Metabolomic Insights into the Pharmacological and Genetic Inhibition of Cyclooxygenase-2

William T. E. Briggs

The cyclooxygenase (COX)-2 inhibitors, or “coxibs,” are excellent anti-inflammatory agents, but their reputation has been tarnished by the adverse cardiovascular (CV) events, including heart failure (HF), with which they are associated. Whilst the risk of HF represents the greatest adverse CV event signal seen with these compounds, it is also perhaps the least well understood and has often been explained away as a consequence of the thrombotic risk with which the coxibs are also associated. One recent hypothesis, put forward by Ahmetaj-Shala et al., suggests that asymmetric dimethylarginine (ADMA) may serve as a mechanistic bridge between COX-2 inhibition and HF. However, the ADMA-COX-2 hypothesis was developed based on findings in a constitutive mouse model of COX-2 knock-out (KO), which is compromised by severe developmental cardio-renal pathology, and pharmacological studies which may not accurately reflect coxib use in clinical practice.

Various studies have explored the metabolic changes induced by coxib treatment. However, these studies have been limited in scope and have tended to focus on specific pathways or certain tissues/bio-fluids. This has left large regions of the metabolome, in the context of coxib-treatment, unexplored. Given that metabolic remodelling is a key feature of HF, changes in these metabolites may hold the key to understanding the pathogenesis of coxib-induced HF.

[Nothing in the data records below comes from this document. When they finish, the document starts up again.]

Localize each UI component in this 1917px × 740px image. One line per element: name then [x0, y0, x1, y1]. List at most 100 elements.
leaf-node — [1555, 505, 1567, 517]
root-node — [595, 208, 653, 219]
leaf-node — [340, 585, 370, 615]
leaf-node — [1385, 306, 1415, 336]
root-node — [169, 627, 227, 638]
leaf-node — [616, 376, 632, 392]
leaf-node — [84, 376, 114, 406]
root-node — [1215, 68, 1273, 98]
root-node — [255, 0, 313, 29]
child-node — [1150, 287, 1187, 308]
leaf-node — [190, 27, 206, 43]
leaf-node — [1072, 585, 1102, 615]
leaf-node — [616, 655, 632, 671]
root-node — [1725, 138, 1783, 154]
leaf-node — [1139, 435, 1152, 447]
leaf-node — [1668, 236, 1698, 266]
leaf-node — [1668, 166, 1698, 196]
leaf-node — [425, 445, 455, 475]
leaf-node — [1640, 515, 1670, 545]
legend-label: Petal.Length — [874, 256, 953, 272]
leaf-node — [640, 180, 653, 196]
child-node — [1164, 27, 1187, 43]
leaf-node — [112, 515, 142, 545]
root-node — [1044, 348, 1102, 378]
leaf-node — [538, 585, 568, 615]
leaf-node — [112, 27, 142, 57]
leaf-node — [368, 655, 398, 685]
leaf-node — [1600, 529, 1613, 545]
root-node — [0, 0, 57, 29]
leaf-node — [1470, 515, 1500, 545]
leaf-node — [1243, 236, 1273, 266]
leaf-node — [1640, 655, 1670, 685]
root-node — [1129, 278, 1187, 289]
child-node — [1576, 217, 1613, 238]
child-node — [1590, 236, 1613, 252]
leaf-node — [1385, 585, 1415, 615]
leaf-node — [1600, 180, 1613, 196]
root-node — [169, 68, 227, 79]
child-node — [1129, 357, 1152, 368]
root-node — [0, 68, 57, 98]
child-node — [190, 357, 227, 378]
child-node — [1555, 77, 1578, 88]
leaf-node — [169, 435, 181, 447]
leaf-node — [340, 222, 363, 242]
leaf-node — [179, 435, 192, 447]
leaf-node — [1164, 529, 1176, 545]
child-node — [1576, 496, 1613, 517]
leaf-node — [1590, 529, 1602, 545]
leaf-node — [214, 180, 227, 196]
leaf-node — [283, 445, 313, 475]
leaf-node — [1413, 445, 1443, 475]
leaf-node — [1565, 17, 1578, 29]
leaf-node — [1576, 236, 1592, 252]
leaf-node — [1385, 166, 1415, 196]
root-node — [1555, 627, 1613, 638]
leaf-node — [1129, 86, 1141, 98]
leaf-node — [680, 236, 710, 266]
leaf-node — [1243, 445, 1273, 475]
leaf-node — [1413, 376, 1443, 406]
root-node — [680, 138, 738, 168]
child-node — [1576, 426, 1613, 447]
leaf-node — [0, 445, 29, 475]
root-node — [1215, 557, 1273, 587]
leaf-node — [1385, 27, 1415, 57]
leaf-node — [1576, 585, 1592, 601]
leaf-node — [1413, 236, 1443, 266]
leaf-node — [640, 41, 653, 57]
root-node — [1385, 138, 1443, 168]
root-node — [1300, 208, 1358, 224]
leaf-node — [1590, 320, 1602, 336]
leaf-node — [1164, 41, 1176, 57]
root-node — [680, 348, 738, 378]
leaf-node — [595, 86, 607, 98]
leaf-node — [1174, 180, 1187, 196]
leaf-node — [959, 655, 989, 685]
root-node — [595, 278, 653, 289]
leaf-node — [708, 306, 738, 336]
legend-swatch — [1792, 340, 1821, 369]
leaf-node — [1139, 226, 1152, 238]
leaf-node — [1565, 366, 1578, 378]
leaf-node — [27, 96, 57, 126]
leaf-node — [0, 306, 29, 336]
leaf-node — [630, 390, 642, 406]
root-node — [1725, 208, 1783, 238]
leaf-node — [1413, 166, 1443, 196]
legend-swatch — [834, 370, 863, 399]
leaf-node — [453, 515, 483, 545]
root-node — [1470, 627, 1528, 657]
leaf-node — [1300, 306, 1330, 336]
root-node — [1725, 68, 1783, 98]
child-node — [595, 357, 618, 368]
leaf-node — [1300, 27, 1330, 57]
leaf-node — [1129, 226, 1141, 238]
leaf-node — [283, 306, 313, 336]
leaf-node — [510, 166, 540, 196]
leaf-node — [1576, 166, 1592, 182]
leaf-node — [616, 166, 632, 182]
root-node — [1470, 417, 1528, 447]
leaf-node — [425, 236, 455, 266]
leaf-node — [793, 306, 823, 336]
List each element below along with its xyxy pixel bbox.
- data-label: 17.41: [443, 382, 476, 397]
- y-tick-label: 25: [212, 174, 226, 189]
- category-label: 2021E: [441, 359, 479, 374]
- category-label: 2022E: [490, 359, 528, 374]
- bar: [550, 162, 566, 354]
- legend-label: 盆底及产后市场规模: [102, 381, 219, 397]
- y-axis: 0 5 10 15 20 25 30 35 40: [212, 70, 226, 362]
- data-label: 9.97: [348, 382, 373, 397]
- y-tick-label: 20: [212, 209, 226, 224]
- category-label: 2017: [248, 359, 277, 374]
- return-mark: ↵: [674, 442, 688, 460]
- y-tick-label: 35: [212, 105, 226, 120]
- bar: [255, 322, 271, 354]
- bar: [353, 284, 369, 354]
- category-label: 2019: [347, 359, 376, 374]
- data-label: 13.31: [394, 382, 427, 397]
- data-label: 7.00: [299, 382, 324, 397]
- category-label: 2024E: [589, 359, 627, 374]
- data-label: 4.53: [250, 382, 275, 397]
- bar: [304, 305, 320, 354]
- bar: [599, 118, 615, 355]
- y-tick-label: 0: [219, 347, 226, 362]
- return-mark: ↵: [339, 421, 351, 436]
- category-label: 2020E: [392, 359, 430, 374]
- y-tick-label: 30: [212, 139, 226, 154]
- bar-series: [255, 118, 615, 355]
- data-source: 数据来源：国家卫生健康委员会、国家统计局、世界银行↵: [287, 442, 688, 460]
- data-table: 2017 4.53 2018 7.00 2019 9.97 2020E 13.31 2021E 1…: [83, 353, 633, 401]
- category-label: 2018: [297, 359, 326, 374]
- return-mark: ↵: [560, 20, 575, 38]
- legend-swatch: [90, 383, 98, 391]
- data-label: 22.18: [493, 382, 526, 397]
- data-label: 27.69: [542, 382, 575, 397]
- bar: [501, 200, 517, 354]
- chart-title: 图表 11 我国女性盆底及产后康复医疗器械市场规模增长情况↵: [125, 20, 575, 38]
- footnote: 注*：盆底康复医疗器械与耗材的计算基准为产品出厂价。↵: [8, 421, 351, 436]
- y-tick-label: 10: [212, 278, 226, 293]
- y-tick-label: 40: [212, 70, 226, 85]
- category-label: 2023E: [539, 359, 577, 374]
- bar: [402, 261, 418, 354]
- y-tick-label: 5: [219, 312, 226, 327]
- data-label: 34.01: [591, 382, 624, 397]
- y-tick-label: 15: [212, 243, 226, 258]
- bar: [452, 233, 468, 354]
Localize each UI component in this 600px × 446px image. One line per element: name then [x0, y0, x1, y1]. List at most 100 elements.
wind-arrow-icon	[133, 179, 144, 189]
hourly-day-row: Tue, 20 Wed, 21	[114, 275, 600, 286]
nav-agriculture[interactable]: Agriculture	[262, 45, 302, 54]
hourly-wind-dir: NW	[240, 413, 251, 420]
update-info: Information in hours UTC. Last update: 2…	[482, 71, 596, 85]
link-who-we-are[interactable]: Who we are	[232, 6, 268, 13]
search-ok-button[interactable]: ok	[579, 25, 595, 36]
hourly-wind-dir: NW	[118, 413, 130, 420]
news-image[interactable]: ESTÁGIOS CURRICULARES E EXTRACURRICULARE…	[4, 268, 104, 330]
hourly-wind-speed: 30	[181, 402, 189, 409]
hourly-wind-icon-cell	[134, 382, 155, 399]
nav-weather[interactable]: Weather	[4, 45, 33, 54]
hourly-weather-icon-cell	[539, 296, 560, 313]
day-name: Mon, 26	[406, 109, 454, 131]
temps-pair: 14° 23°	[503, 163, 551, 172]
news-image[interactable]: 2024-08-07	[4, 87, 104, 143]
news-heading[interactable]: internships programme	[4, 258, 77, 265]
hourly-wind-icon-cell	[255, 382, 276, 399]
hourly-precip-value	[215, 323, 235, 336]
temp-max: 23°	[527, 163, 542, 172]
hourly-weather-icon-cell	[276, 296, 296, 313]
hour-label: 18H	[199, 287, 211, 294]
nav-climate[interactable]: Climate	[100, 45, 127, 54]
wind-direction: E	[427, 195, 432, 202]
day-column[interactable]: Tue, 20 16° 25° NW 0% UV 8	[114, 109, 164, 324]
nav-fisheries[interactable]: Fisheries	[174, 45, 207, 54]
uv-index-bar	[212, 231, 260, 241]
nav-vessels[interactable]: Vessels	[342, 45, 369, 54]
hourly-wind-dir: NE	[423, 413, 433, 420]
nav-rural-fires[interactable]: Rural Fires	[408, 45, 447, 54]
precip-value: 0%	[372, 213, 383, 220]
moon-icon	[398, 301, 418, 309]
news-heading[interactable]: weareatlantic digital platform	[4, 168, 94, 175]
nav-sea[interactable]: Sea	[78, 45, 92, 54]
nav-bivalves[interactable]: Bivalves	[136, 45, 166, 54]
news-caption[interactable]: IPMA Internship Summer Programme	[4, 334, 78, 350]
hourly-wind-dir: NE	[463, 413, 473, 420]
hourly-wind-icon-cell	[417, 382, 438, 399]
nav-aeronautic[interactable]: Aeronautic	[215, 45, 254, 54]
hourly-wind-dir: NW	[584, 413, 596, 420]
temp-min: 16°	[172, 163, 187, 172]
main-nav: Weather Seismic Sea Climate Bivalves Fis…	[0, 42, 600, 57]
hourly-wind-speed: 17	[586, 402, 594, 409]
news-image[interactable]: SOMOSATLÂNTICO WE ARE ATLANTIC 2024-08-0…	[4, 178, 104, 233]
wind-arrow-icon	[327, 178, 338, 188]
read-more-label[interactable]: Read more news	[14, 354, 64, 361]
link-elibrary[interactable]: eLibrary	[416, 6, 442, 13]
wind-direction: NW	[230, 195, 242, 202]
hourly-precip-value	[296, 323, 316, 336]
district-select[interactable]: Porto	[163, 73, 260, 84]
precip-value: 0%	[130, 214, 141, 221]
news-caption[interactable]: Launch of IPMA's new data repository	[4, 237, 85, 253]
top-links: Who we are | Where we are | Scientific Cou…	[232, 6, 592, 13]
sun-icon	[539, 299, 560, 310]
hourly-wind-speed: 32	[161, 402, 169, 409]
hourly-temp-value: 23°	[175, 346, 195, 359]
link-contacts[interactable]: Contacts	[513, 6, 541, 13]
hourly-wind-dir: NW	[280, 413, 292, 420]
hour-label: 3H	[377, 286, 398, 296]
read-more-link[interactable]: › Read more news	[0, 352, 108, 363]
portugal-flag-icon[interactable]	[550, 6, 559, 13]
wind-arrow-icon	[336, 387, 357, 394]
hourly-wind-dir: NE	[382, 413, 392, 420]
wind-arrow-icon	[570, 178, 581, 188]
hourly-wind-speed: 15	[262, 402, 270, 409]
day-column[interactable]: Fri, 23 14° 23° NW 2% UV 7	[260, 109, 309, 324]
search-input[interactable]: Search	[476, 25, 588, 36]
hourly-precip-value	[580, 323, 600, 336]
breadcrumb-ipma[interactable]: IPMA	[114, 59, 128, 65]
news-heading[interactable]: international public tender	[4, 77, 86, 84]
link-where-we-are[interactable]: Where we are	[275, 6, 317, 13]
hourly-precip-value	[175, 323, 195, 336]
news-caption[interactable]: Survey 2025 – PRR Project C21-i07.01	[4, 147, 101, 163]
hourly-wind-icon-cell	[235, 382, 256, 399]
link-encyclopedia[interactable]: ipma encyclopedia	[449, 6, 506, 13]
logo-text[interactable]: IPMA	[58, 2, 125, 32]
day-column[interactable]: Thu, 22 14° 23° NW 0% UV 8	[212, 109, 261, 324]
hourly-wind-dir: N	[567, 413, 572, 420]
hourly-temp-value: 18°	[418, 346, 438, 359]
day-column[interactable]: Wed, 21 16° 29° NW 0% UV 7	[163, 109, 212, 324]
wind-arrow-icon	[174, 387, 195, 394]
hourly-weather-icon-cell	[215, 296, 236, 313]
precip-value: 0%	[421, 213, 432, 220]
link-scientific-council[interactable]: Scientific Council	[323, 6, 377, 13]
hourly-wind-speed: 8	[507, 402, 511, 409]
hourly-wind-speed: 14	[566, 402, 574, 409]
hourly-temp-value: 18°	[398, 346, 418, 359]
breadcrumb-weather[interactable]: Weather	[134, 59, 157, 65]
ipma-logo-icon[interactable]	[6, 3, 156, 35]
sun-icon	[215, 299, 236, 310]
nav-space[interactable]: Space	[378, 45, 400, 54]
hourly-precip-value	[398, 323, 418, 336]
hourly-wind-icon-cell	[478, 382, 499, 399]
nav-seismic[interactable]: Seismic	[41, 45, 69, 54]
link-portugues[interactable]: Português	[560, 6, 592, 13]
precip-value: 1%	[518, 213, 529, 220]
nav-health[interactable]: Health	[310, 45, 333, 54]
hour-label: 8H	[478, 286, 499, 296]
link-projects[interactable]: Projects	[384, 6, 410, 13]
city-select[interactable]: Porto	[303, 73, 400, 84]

L-Carnitine shuttles activated long-chain fatty acids (FAs) across the inner mitochondrial membrane to the mitochondrial matrix, where they are oxidised by β-oxidation. This is especially important in the heart, which derives the majority of its energy from the metabolism of FAs. Changes in carnitine metabolism are also seen in HF. It is therefore biologically plausible that derangements in carnitine metabolism may contribute to the pathogenesis of coxib-induced HF.

This thesis employs a combination of targeted and untargeted metabolomic techniques, stable isotope labelling and quantitative reverse transcription polymerase chain reaction (RT-qPCR) to i) profile the metabolic changes induced by celecoxib and rofecoxib, in the mouse; ii) specifically interrogate the effect of celecoxib, rofecoxib and global COX-2 gene deletion on carnitine synthesis, metabolism and shuttling, and iii) explore the advantages and disadvantages of the inducible post-natal global (IPNG) COX-2 KO (COX-2-/-) mouse, an alternative to the constitutive COX-2-/- mouse used by Ahmetaj-Shala et al.

The results of this thesis demonstrate that i) celecoxib and rofecoxib have similar metabolomic consequences in the mouse; ii) carnitine metabolism may be affected by celecoxib, rofecoxib and dietary composition, via a peroxisome proliferator-activated receptor-alpha (PPAR-α) mediated effect on hepatic carnitine synthesis and iii) the IPNG COX-2-/- mouse neither exhibits the severe developmental cardio-renal pathology nor the altered ADMA metabolism observed in the constitutive COX-2-/- mouse. These findings contradict those of Ahmetaj-Shala et al., oppose the ADMA-COX-2 hypothesis and highlight a potential role for carnitine metabolism and diet in coxib induced HF.